על החלומות, ספר א י׳On Dreams, Book I 10

א׳
1[52] The information that Terah left the land of Chaldaea and migrated to Haran, taking with him his son Abraham and his kindred, is given us not with the object that we may learn as from a writer of history, that certain people became emigrants, leaving the land of their ancestors, and making a foreign land their home and country, but that a lesson well suited to man and of great service to human life may not be neglected.
ב׳
2[53] What is this lesson? The Chaldaeans are astronomers, while the citizens of Haran busy themselves with the place  of the senses. Accordingly Holy Writ addresses to the explorer of the facts of nature certain questions—“Why do you carry on investigations about the sun, as to whether it is a foot indiameter,  whether it is larger than the whole earth, whether it is many times its size ? And about the illuminations of the moon, whether it has a borrowed light, or whether it employs one entirely its own? And why do you search into the nature of the other heavenly bodies, or into their revolutions or the ways in which they affect each other and affect earthly things?
ג׳
3[54] And why, treading as you do on earth, do you leap over the clouds?
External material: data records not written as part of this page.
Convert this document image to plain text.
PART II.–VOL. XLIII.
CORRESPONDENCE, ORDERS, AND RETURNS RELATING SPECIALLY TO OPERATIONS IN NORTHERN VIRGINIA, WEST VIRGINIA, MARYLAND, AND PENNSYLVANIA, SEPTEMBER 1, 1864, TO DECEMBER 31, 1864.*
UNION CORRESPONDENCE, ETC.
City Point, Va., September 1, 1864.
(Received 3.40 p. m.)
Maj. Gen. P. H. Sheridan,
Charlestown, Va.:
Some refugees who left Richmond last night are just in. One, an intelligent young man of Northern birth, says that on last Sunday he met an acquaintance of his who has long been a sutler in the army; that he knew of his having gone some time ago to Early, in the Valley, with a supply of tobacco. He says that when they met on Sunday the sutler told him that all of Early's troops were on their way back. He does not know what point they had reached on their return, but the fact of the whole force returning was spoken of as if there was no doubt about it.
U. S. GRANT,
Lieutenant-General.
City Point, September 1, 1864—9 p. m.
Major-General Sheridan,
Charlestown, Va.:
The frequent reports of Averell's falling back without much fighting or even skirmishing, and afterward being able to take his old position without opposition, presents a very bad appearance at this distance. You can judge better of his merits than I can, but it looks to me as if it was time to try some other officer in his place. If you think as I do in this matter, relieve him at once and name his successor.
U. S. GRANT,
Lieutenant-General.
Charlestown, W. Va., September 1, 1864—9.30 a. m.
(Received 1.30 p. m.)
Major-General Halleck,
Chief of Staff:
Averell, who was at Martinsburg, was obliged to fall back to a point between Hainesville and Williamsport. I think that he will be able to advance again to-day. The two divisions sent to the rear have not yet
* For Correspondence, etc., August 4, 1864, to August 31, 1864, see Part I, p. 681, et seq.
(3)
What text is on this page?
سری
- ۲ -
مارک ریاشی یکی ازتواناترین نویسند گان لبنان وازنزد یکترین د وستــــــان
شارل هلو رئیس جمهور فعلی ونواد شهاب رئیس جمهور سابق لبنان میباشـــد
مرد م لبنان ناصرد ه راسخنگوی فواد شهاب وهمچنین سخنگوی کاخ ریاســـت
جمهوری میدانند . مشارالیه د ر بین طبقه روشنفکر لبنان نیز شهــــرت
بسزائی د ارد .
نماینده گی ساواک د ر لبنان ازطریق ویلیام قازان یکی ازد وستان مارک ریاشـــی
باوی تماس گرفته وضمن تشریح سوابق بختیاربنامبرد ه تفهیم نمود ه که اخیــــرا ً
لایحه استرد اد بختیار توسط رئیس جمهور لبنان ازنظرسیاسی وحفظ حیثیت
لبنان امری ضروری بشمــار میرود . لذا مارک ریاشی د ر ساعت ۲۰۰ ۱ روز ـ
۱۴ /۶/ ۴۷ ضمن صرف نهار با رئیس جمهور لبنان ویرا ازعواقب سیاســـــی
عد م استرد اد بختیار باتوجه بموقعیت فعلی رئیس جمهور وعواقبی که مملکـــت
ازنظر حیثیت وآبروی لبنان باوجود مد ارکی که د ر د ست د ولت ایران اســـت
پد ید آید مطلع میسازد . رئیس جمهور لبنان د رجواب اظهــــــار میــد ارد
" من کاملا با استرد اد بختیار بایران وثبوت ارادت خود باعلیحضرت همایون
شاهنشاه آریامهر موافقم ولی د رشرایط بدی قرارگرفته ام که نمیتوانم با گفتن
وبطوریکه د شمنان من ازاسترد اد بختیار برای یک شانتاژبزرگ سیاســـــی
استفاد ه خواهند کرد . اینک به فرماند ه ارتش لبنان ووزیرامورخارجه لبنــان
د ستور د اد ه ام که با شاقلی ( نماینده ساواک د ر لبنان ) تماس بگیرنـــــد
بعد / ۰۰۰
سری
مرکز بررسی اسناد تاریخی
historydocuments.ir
And why do you say that you are able to lay hold of what is in the upper air, when you are rooted to the ground? Why do you venture to determine the indeterminate? And why are you so busy with what you ought to leave alone, the things above? And why do you extend even to the heavens your learned ingenuity? Why do you take up astronomy and pay such full and minute attention to the higher regions? Mark, my friend, not what is above and beyond your reach but what is close to yourself,  or rather make yourself the object of your impartial scrutiny.
ד׳
4[55] What form, then, will your scrutiny take? Go in spirit to Haran, ‘excavated’ land, the openings and cavities of the body, and hold an inspection of eyes, ears, nostrils, and the other organs of sense, and engage in a course of philosophy most vital and most fitting to a human being. Try to find out what sight is, what hearing is, what taste, smell, touch are: in a word what sense-perception is. Next, ask what it is to see and how you see, what it is to hear and how you hear, what it is to smell or taste or handle, and how each function is habitually performed.
ה׳
5[56] But before you have made a thorough investigation into your own tenement, is it not an excess of madness to examine that of the universe? And there is a weightier charge which I do not as yet lay upon you,  namely to see your own soul and the mind of which you think so proudly: I say ‘see,’ for to comprehend it you will never be able.
ו׳
6[57] Go to! Mount to heaven and brag of what you see there, you who have not yet attained to the knowledge of that of which the poet speaks in the line
ז׳
7All that existeth of good and of ill in the halls of thy homestead.”  But bring the explorer down from heaven and away from these researches draw the “Know thyself,”  and then lavish the same careful toil on this too, in order that you may enjoy the happiness proper to man.
ח׳
8[58] This character Hebrews call “Terah,” Greeks “Socrates.” For they say that “Know thyself” was likewise the theme of life-long pondering to Socrates, and that his philosophy was concerned exclusively with his own self. Socrates, however, was a human being, while Terah was self-knowledge itself, a way of thinking set before us as a tree of great luxuriance, to the end that lovers of virtue might find it easy, as they pluck the fruit of moral knowledge, to take their fill of nourishment saving and most sweet.
ט׳
9[59] Such do we find those to be whose part it is to explore good sense: but more perfect than theirs is the nature with which those are endowed who train themselves to engage in the contest for it. These, when they have thoroughly learned in all its details the whole study of the sense-perceptions, claim it as their prerogative to advance to some other greater object of contemplation, leaving behind them those lurking-places of sense-perception, to which the name of Haran is given.
י׳
10[60] Among these is Abraham who gained much progress and improvement towards the acquisition of the highest knowledge: for when most he knew himself, then most did he despair  of himself, in order that he might attain to an exact knowledge of Him Who in reality IS. And this is nature’s law: he who has thoroughly comprehended himself, thoroughly despairs of himself self, having as a step to this ascertained the nothingness in all respects of created being. And the man who has despaired of himself is beginning to know Him that IS.